Michael J. Fox est venu à Paris pour la sortie de « La Manière
Forte », un petit polar très sympathique avec James Woods. Je suis
allée le voir pour Starfix à l’hôtel Plaza Athénée. La plupart des
acteurs Américains descendent là quand ils viennent à Paris. J’ai
été accueillie dans sa suite par sa jeune femme et lui. Ils venaient
tout juste de se marier et tous les deux considéraient leur voyage à
Paris comme un prolongement de leur lune de miel. Si ma
mémoire ne me joue pas des tours, je crois même qu’ils avaient
avec eux leur premier bébé.

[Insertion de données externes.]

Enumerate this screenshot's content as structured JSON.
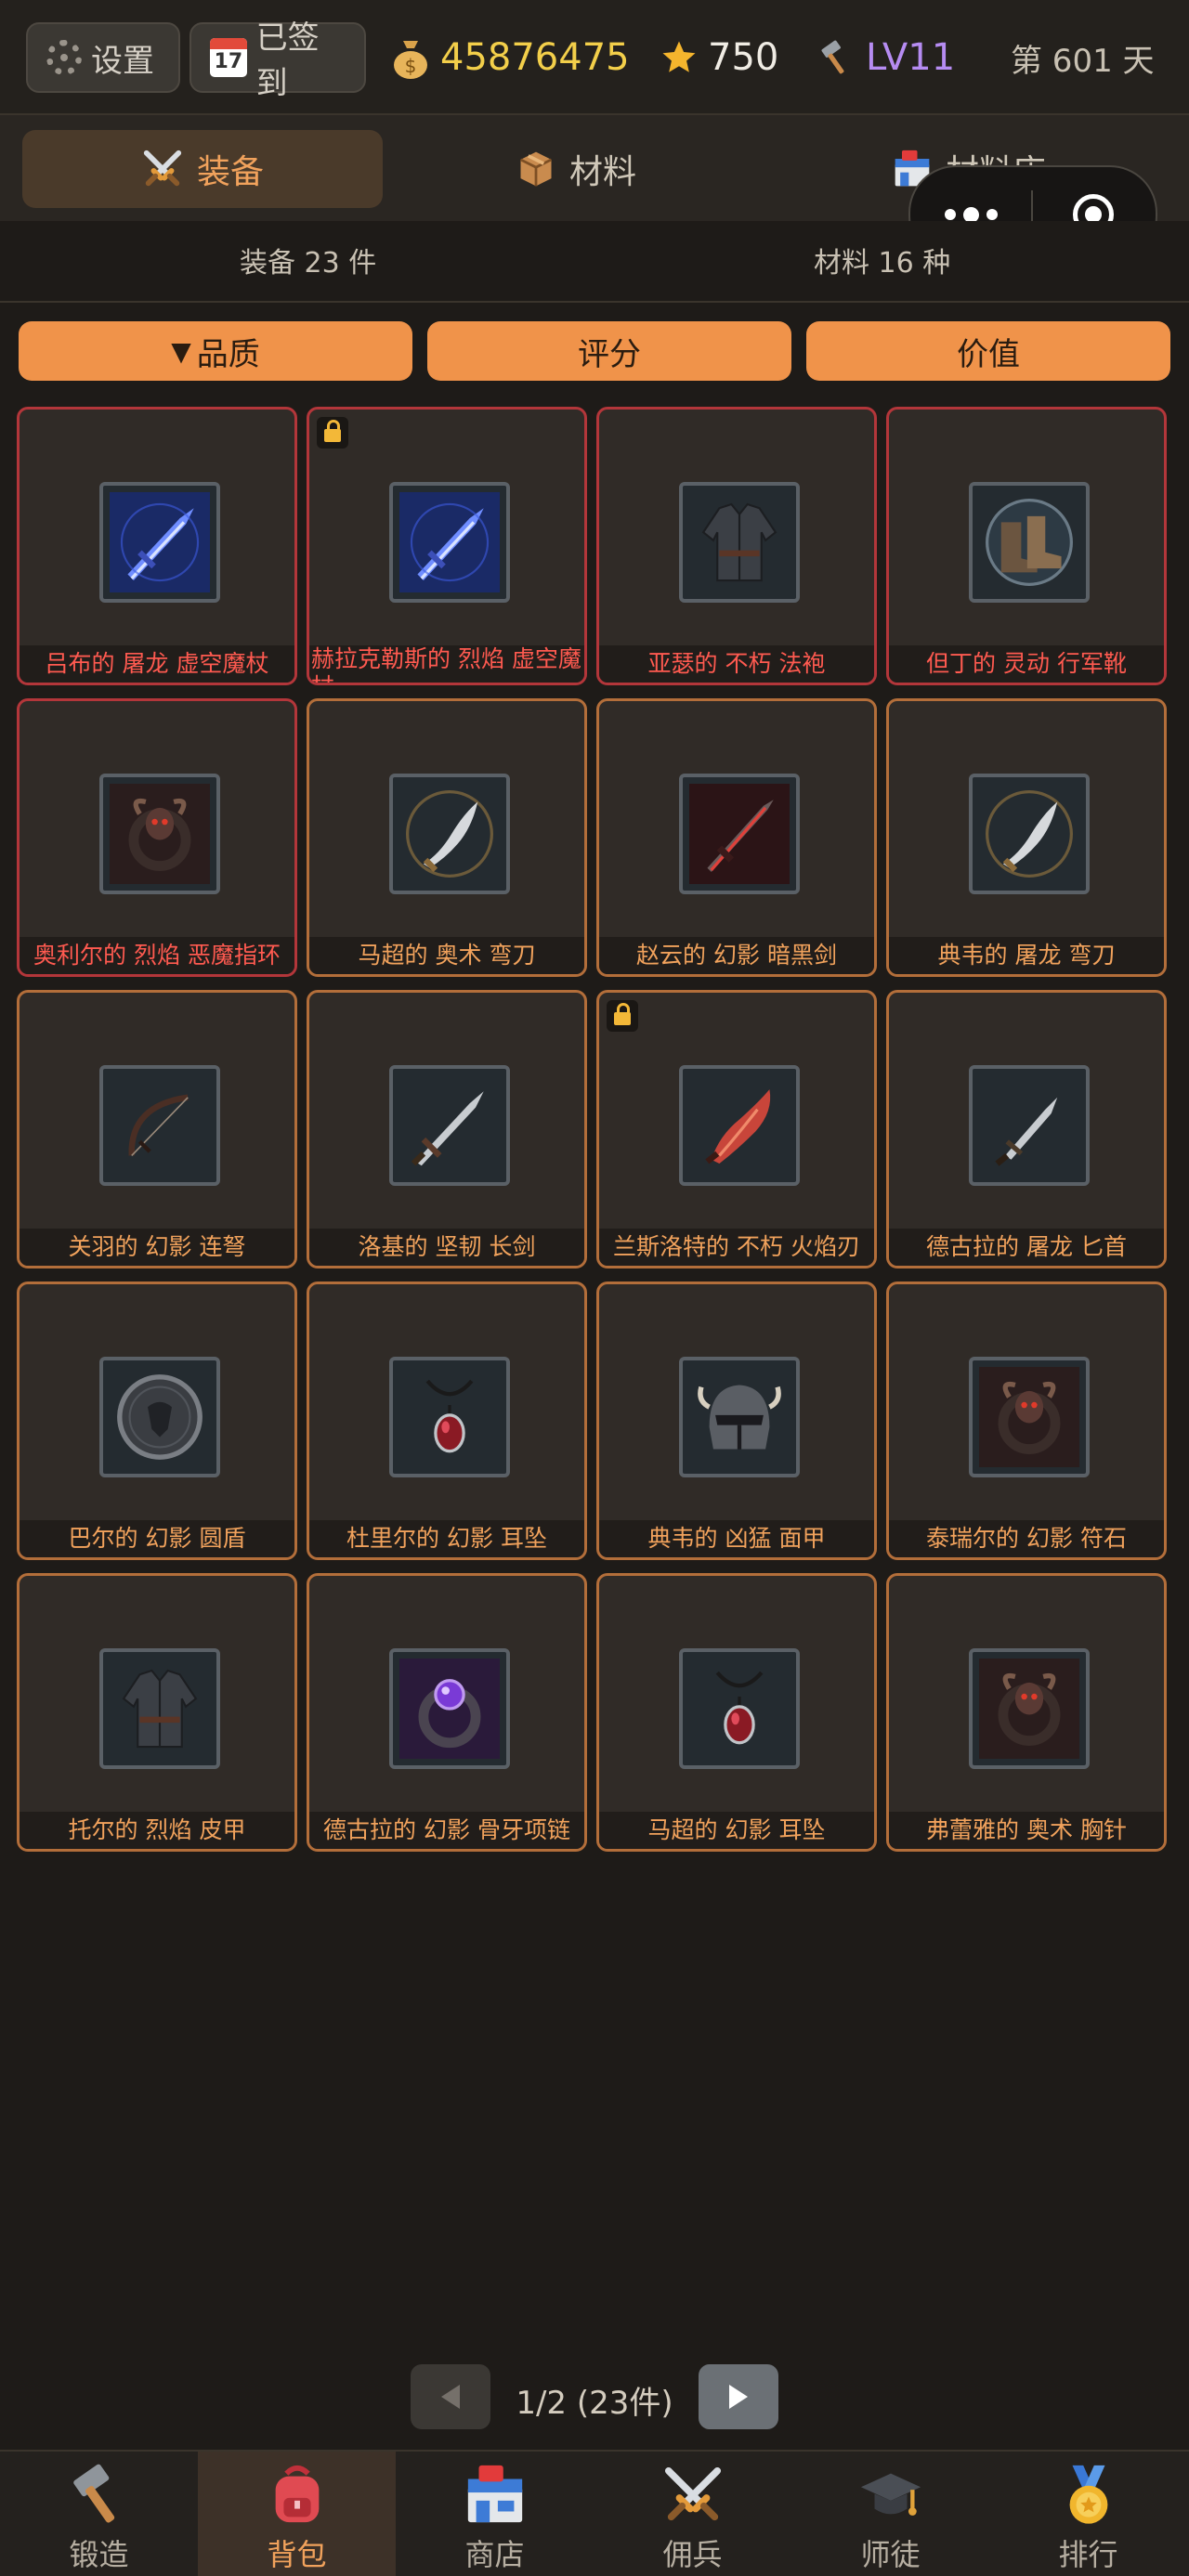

Pourquoi tous ces détails ? Parce que
cet homme, qui m’avait fait rire et émue dans Retour vers le Futur,
un des films que je regarde le plus souvent avec ses deux suites, a
pris la peine de nous installer, lui et moi, sur la terrasse, il a
commandé un en cas, il a fait servir des tas de petits trucs et m’a
encouragée à goûter à tout. Il était d’une telle gentillesse, d’une telle
attention que j’en étais sidérée. Je savais que sa femme était là à
côté, qu’ils avaient envie tous les deux de se retrouver ensemble,
de profiter de leur bonheur, et pourtant, Michael J. Fox prenait le
temps de me parler, de se préoccuper de mon bien-être, il ne se
pressait pas, ne guettait pas l’arrivée de l’inévitable attaché de
presse, qui trop tôt, viendrait interrompre cette délicieuse
rencontre. Cette interview demeure pour moi la plus émouvante,
grâce à la personnalité de Michael J. Fox.